In stark contrast to the separate avenues found in present day electronics this was, years ago, a relatively general field of engineering with little specialisation of any particular facet. The modern electronics diagnostician walks in the footsteps of these forefathers by maintaining a firm knowledge of the basics while understanding their application in all evolving sectors.
From the beginning of the 1980's electronics started undergoing a change from general to extremely specialised and the speed of this change has increased as each year has passed. Today there are many fields within the electronics arena. So diverse are these fields that two people, each from separate areas, may find little common ground on which to relate to each other.
Magazines and related publications lagged behind this change and for some time there were still a large number in print offering a broad range of ideas and circuits for information and experimentation. Having this information readily available enticed people into the world of electronics. This has recently changed. There are now very few magazines, most having disappeared shortly after having become extremely theoretical with little or no practical ideas or circuits. Some of the remaining have noticed the error of their ways and are trying to slowly reintroduce the experimental angle but it’s almost a case of "too late".

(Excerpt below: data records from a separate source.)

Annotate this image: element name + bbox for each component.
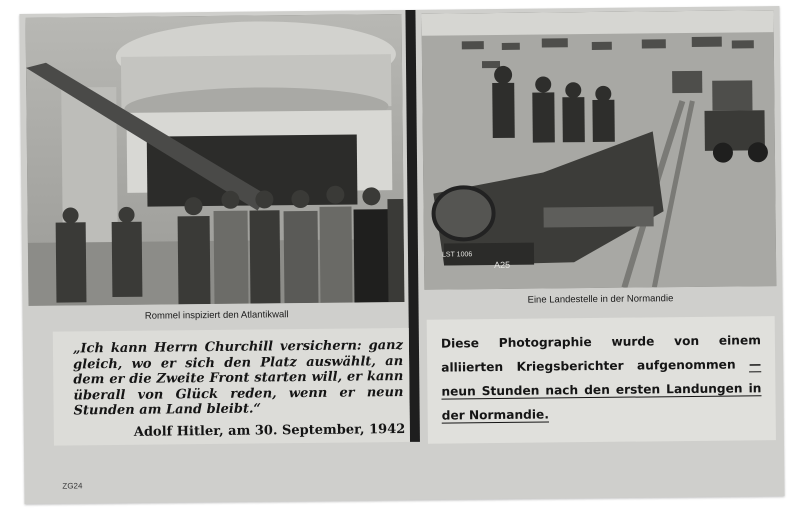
statement-plain-text: Diese Photographie wurde von einem alliierten Kriegsberichter aufgenommen: [440, 333, 761, 375]
bunker-officers-illustration: [25, 14, 404, 306]
statement-emphasis-text: — neun Stunden nach den ersten Landungen in der Normandie.: [441, 357, 762, 423]
quote-attribution: Adolf Hitler, am 30. September, 1942: [133, 421, 406, 440]
vehicle-mark-a25: A25: [494, 259, 511, 271]
allied-statement: [441, 328, 762, 427]
photo-bunker-officers: [25, 14, 404, 306]
normandy-landing-illustration: [421, 10, 776, 290]
right-photo-caption: Eine Landestelle in der Normandie: [527, 293, 674, 306]
photo-normandy-landing: [421, 10, 776, 290]
leaflet: [19, 6, 784, 504]
vehicle-mark-lst: LST 1006: [441, 251, 473, 259]
leaflet-code: ZG24: [62, 481, 83, 491]
hitler-quote: „Ich kann Herrn Churchill versichern: ganz gleich, wo er sich den Platz auswählt, an dem er die Zweite Front starten will, er kann überall von Glück reden, wenn er neun Stunden am Land bleibt.“: [72, 337, 404, 419]
left-photo-caption: Rommel inspiziert den Atlantikwall: [144, 309, 289, 322]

This has left a noticeable gap in the field of electronics, and the area where the electronics diagnostician is of greatest importance. The most common role being one of problem locating, specifically when multiple specialities are involved and the mixing of them causes conflict. The final phase being to create a platform for a solution to be provided. Seldom is the final solution provided by the electronics diagnostician but a clear path towards a solution is always distinctly mapped.
As the various sectors specialise even further, probably fragmenting into even smaller and more intense areas of expertise, the call of the "general practitioner" of electronics will become even greater. As is the need for those who specialise, there exists as great a need for a those who maintain links between them. The electronics diagnostician prides on being a master of one trade….. this being the Jack of all.